A re-enactment of 8,000 years of Indian history (including 3,200 years of Sino-Indo trade relations).


Gettin mah mothaland on, tha mothaland bein Toronto. I'm also breakin out my new clothin line, BlaurnClaurn™. Hit dat shit.


Here's mah grandmama. She gives a really hard time to all her grand daughters because they don't know how to cook and clean properly, but she's ultra tight with me and mah bros. Indian cultural goodness all ova mah domepiece, 365/24/7.


One of my cousins, pictured here, used to be a nice Hindu kid but somewhere during college, he fell in with the wrong crowd and converted to Irish soccer hooligan. It was a bit of a shock, but we all realized, in due time, how advantageous having a hooligan in the family could be. My other, more unkempt cousin, also pictured here is rather smart and I'd say he was pretty influential in helping me become the omniscient chordat I am today (at least that is what I wrote in my college admission's essay).

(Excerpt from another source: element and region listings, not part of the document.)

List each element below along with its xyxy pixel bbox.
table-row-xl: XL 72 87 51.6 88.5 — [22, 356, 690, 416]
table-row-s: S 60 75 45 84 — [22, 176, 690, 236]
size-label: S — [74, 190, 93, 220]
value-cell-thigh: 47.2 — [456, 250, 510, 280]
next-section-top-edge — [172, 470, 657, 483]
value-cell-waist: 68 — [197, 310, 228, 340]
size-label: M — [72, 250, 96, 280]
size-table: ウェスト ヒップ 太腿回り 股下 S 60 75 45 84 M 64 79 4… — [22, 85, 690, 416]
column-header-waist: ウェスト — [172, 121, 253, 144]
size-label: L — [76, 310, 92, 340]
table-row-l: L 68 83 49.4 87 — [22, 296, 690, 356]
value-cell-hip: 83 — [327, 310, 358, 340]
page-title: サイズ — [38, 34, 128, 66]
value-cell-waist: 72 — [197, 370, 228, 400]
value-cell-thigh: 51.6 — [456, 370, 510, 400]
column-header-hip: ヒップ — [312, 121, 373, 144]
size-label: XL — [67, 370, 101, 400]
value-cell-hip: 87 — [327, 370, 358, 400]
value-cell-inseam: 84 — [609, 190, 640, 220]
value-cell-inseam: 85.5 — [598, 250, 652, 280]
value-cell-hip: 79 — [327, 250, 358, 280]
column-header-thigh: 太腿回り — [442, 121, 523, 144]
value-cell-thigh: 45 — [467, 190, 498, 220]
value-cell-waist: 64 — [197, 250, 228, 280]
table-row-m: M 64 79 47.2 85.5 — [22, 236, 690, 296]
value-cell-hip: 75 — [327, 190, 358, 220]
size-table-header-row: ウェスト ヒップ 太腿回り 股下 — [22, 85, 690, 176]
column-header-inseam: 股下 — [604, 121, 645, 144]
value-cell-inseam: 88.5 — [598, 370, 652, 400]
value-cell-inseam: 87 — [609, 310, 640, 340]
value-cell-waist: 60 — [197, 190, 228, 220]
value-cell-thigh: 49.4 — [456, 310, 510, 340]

Yo, let's go to Tim Hortons in a waegon and we can go to Taeco Bell and bring a baeg and study Kumon while watching some hosers play hockey while we engage in underage drinking in this great peninsula where the legal drinking age is a healthy 19 years, eh.



Normal.Weird.Normal.Weird. Time to blow this popsicle stand. (It's also time to recognize the inherent superiority of western civilization... later Canada.)